Le surcoût par rapport au projet du Conseil serait de l'ordre de 30 milliards d'euros, portant le coût global du durcissement envisagé à 50 milliards d'euros. Un compromis final devrait être trouvé d'ici juin 1998, en comité de conciliation avec le Conseil des ministres.

De plus, le Parlement européen a demandé à la Commission européenne d'élaborer d'ici fin 1998 une directive réglementant les émissions spécifiques de gaz carbonique et rendant obligatoire à partir de 2005 une consommation de 5 litres/100 km pour les véhicules neufs de la gamme moyenne (4,5 litres pour le diesel). Ces valeurs devraient être fixées à 3 litres pour 2010.

En ce qui concerne la qualité de l'air, les ministres de l'environnement européens ont accepté en mars 1998, à l'unanimité, la proposition de la Commission europénne d'imposer des valeurs limites calquées sur la recommandation de l'Organisation mondiale de la santé pour les émissions de certaines polluants, nocifs pour la santé et l'environnement. Ces valeurs limites concernent le dioxyde de soufre (SO2), et le plomb (la date butoir étant fixée à 2005), ainsi que le dioxyde d'azote (NO2), l'oxyde nitrique (NO) et les particules (la date butoir étant fixée à 2010).

Les engagements internationaux de baisse des rejets de gaz à effet de serre.

La situation des pays industriels est préoccupante :

Un Français émet en moyenne par an 6,1 tonnes de CO2 contre près de 9 tonnes pour un Japonais et près de 20 tonnes pour un habitant des Etats-Unis.

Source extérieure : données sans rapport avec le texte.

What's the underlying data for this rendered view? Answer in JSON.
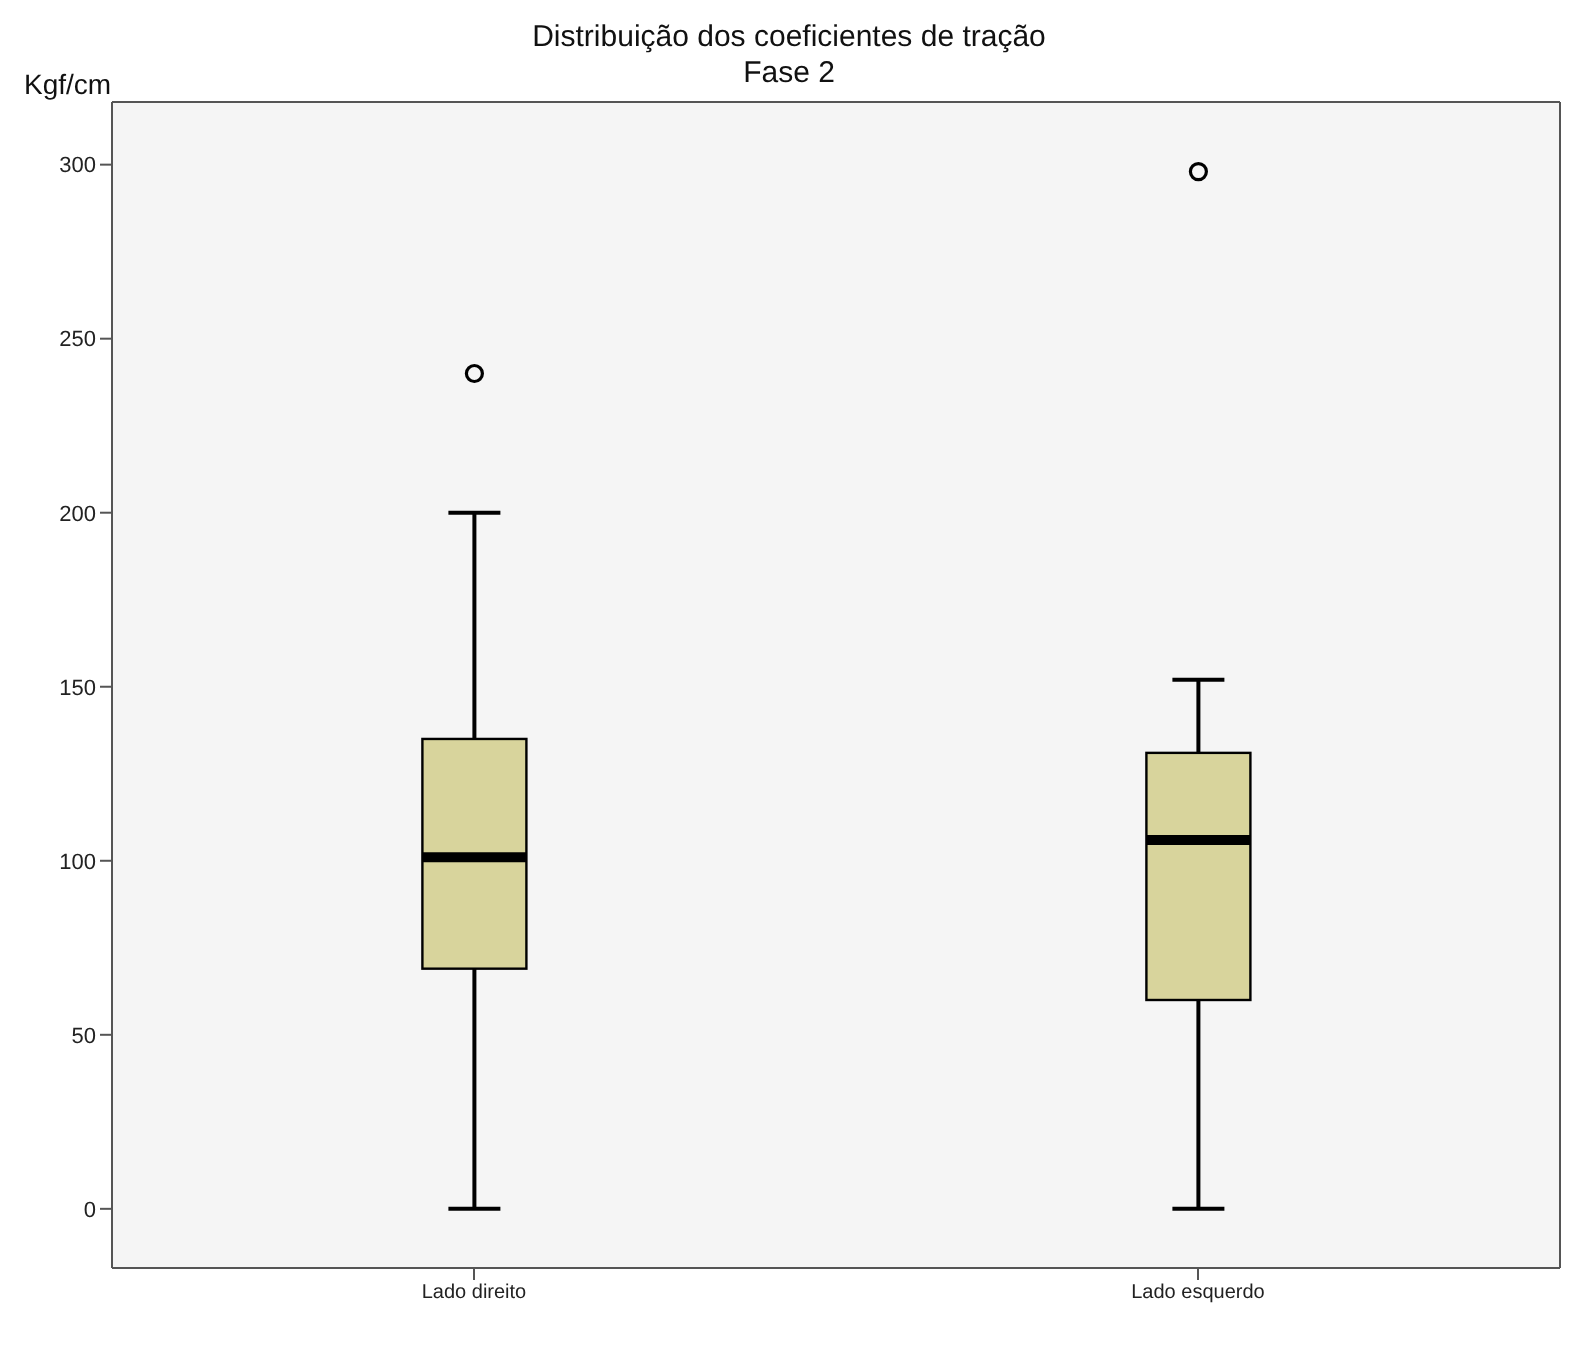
{
  "chart_data": {
    "type": "box",
    "title": "Distribuição dos coeficientes de tração",
    "subtitle": "Fase 2",
    "ylabel": "Kgf/cm",
    "categories": [
      "Lado direito",
      "Lado esquerdo"
    ],
    "series": [
      {
        "color": "#d8d49c",
        "boxes": [
          {
            "low": 0,
            "q1": 69,
            "median": 101,
            "q3": 135,
            "high": 200,
            "outliers": [
              240
            ]
          },
          {
            "low": 0,
            "q1": 60,
            "median": 106,
            "q3": 131,
            "high": 152,
            "outliers": [
              298
            ]
          }
        ]
      }
    ],
    "ylim": [
      -17,
      318
    ],
    "yticks": [
      0,
      50,
      100,
      150,
      200,
      250,
      300
    ],
    "grid": false
  }
}
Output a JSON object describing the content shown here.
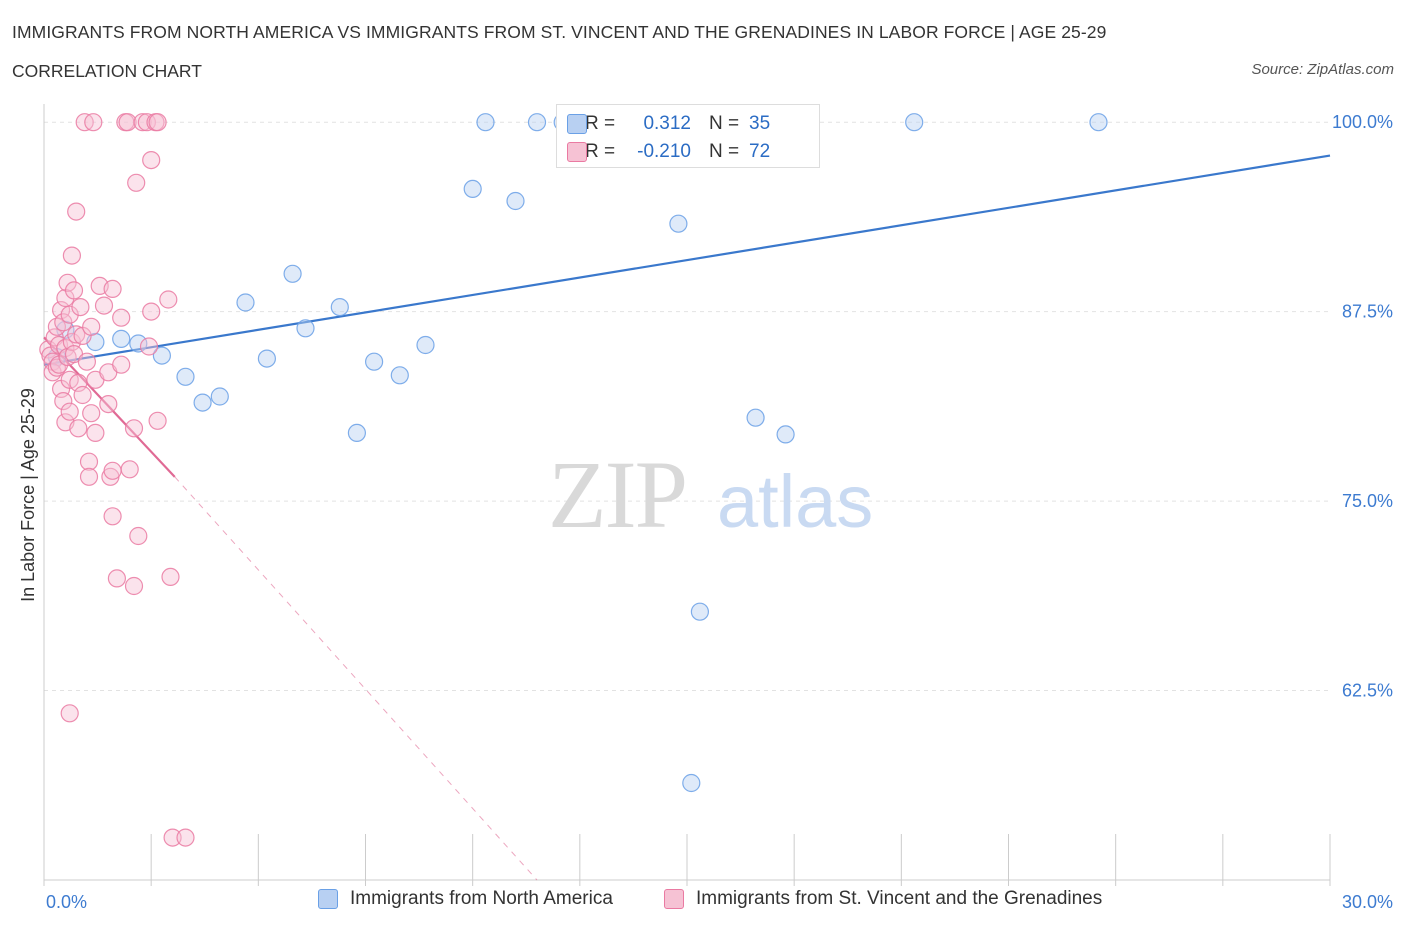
{
  "header": {
    "title": "IMMIGRANTS FROM NORTH AMERICA VS IMMIGRANTS FROM ST. VINCENT AND THE GRENADINES IN LABOR FORCE | AGE 25-29",
    "subtitle": "CORRELATION CHART",
    "source": "Source: ZipAtlas.com"
  },
  "watermark": {
    "zip": "ZIP",
    "atlas": "atlas"
  },
  "colors": {
    "blue": "#6aa0e6",
    "blue_fill": "#b8d0f2",
    "blue_line": "#3a78cc",
    "pink": "#ea7aa2",
    "pink_fill": "#f6c2d4",
    "pink_line": "#e06a95",
    "axis_label": "#3d7bd0",
    "grid": "#e2e2e2"
  },
  "stats": {
    "rows": [
      {
        "r_label": "R =",
        "r_value": "0.312",
        "n_label": "N =",
        "n_value": "35"
      },
      {
        "r_label": "R =",
        "r_value": "-0.210",
        "n_label": "N =",
        "n_value": "72"
      }
    ]
  },
  "legend": [
    {
      "label": "Immigrants from North America"
    },
    {
      "label": "Immigrants from St. Vincent and the Grenadines"
    }
  ],
  "chart_data": {
    "type": "scatter",
    "title": "IMMIGRANTS FROM NORTH AMERICA VS IMMIGRANTS FROM ST. VINCENT AND THE GRENADINES IN LABOR FORCE | AGE 25-29",
    "ylabel": "In Labor Force | Age 25-29",
    "xlabel": "",
    "xlim": [
      0,
      30
    ],
    "ylim": [
      50,
      101.2
    ],
    "x_tick_labels": [
      {
        "value": 0,
        "label": "0.0%"
      },
      {
        "value": 30,
        "label": "30.0%"
      }
    ],
    "y_tick_labels": [
      {
        "value": 100,
        "label": "100.0%"
      },
      {
        "value": 87.5,
        "label": "87.5%"
      },
      {
        "value": 75,
        "label": "75.0%"
      },
      {
        "value": 62.5,
        "label": "62.5%"
      }
    ],
    "grid": true,
    "legend_position": "bottom",
    "series": [
      {
        "name": "Immigrants from North America",
        "color": "blue",
        "points": [
          [
            0.3,
            84.5
          ],
          [
            0.5,
            86.3
          ],
          [
            1.2,
            85.5
          ],
          [
            1.8,
            85.7
          ],
          [
            2.2,
            85.4
          ],
          [
            2.75,
            84.6
          ],
          [
            3.3,
            83.2
          ],
          [
            3.7,
            81.5
          ],
          [
            4.1,
            81.9
          ],
          [
            4.7,
            88.1
          ],
          [
            5.2,
            84.4
          ],
          [
            5.8,
            90.0
          ],
          [
            6.1,
            86.4
          ],
          [
            6.9,
            87.8
          ],
          [
            7.3,
            79.5
          ],
          [
            7.7,
            84.2
          ],
          [
            8.3,
            83.3
          ],
          [
            8.9,
            85.3
          ],
          [
            10.0,
            95.6
          ],
          [
            10.3,
            100.0
          ],
          [
            11.0,
            94.8
          ],
          [
            11.5,
            100.0
          ],
          [
            12.1,
            100.0
          ],
          [
            12.6,
            100.0
          ],
          [
            13.1,
            100.0
          ],
          [
            13.7,
            100.0
          ],
          [
            14.3,
            100.0
          ],
          [
            14.8,
            93.3
          ],
          [
            15.3,
            67.7
          ],
          [
            16.1,
            100.0
          ],
          [
            16.6,
            80.5
          ],
          [
            17.3,
            79.4
          ],
          [
            15.1,
            56.4
          ],
          [
            20.3,
            100.0
          ],
          [
            24.6,
            100.0
          ]
        ],
        "trend": {
          "x": [
            0,
            30
          ],
          "y": [
            84.0,
            97.8
          ]
        }
      },
      {
        "name": "Immigrants from St. Vincent and the Grenadines",
        "color": "pink",
        "points": [
          [
            0.1,
            85.0
          ],
          [
            0.15,
            84.6
          ],
          [
            0.2,
            84.2
          ],
          [
            0.2,
            83.5
          ],
          [
            0.25,
            85.8
          ],
          [
            0.3,
            86.5
          ],
          [
            0.3,
            83.8
          ],
          [
            0.35,
            85.3
          ],
          [
            0.35,
            84.0
          ],
          [
            0.4,
            87.6
          ],
          [
            0.4,
            82.4
          ],
          [
            0.45,
            86.8
          ],
          [
            0.45,
            81.6
          ],
          [
            0.5,
            88.4
          ],
          [
            0.5,
            85.1
          ],
          [
            0.5,
            80.2
          ],
          [
            0.55,
            89.4
          ],
          [
            0.55,
            84.5
          ],
          [
            0.6,
            87.3
          ],
          [
            0.6,
            83.0
          ],
          [
            0.6,
            80.9
          ],
          [
            0.65,
            91.2
          ],
          [
            0.65,
            85.5
          ],
          [
            0.7,
            88.9
          ],
          [
            0.7,
            84.7
          ],
          [
            0.75,
            94.1
          ],
          [
            0.75,
            86.0
          ],
          [
            0.8,
            82.8
          ],
          [
            0.8,
            79.8
          ],
          [
            0.85,
            87.8
          ],
          [
            0.9,
            85.9
          ],
          [
            0.9,
            82.0
          ],
          [
            0.95,
            100.0
          ],
          [
            1.0,
            84.2
          ],
          [
            1.05,
            77.6
          ],
          [
            1.05,
            76.6
          ],
          [
            1.1,
            86.5
          ],
          [
            1.1,
            80.8
          ],
          [
            1.15,
            100.0
          ],
          [
            1.2,
            83.0
          ],
          [
            1.2,
            79.5
          ],
          [
            1.3,
            89.2
          ],
          [
            1.4,
            87.9
          ],
          [
            1.5,
            83.5
          ],
          [
            1.5,
            81.4
          ],
          [
            1.55,
            76.6
          ],
          [
            1.6,
            89.0
          ],
          [
            1.6,
            77.0
          ],
          [
            1.6,
            74.0
          ],
          [
            1.7,
            69.9
          ],
          [
            1.8,
            87.1
          ],
          [
            1.8,
            84.0
          ],
          [
            1.9,
            100.0
          ],
          [
            1.95,
            100.0
          ],
          [
            2.0,
            77.1
          ],
          [
            2.1,
            79.8
          ],
          [
            2.1,
            69.4
          ],
          [
            2.15,
            96.0
          ],
          [
            2.2,
            72.7
          ],
          [
            2.3,
            100.0
          ],
          [
            2.4,
            100.0
          ],
          [
            2.45,
            85.2
          ],
          [
            2.5,
            97.5
          ],
          [
            2.5,
            87.5
          ],
          [
            2.6,
            100.0
          ],
          [
            2.65,
            100.0
          ],
          [
            2.65,
            80.3
          ],
          [
            2.9,
            88.3
          ],
          [
            2.95,
            70.0
          ],
          [
            3.0,
            52.8
          ],
          [
            3.3,
            52.8
          ],
          [
            0.6,
            61.0
          ]
        ],
        "trend": {
          "x": [
            0,
            3.05
          ],
          "y": [
            85.8,
            76.6
          ]
        },
        "trend_extension": {
          "x": [
            3.05,
            11.5
          ],
          "y": [
            76.6,
            50.0
          ]
        }
      }
    ]
  }
}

Pourtant, malgré ses faibles émissions, la France n'est pas en situation confortable dans les négociations internationales. Le sommet de Kyoto a fixé un taux global de réduction des émissions des six gaz à effet de serre de 5,2 % entre 2008 et 2012 par rapport à 1990, soit une diminution de 7 % pour les Etats-Unis, 6 % pour la Japon et 8 % pour la " bulle " que constituent les 15 pays de l'Union européenne.

Or, la France avait déjà un faible niveau d'émission de gaz carbonique en 1990, compte tenu des éléments énoncés plus haut, et les efforts qu'elle devra consentir seront, de ce fait, plus coûteux que pour d'autres pays. En effet, son bas taux d'émissions provenant du recours massif à l'énergie nucléaire, l'effort devra porter principalement sur le secteur des transports, ce qui implique des décisions politiques délicates.

Par ailleurs, l'Union européenne redéfinira, vraisemblablement en juin 1998, les normes respectives pour chacun des Etats membres correspondant au nouvel objectif global (soit une diminution de 8 % alors que celle qui avait été prévue par le Conseil en mars 1997 était de 10 %). Dans ce contexte, la France, même si son taux d'accroissement autorisé d'émission de gaz à effet de serre reste fixé à zéro, sera défavorisée par le fait que l'accord de Kyoto porte sur six gaz à effet de serre et ne prend en compte les " puits " de carbone (forêts) que de façon limitée. Or, lorsque notre pays s'était engagé à ne pas rejeter plus de gaz en 2010 qu'en 1990, les hypothèses étaient différentes (prise en compte de seulement trois gaz : le gaz carbonique, le méthane et l'oxyde nitreux, mais de l'ensemble des puits). Il convient donc de bien mesurer et de ne pas minimiser les efforts qui s'avéreront nécessaires.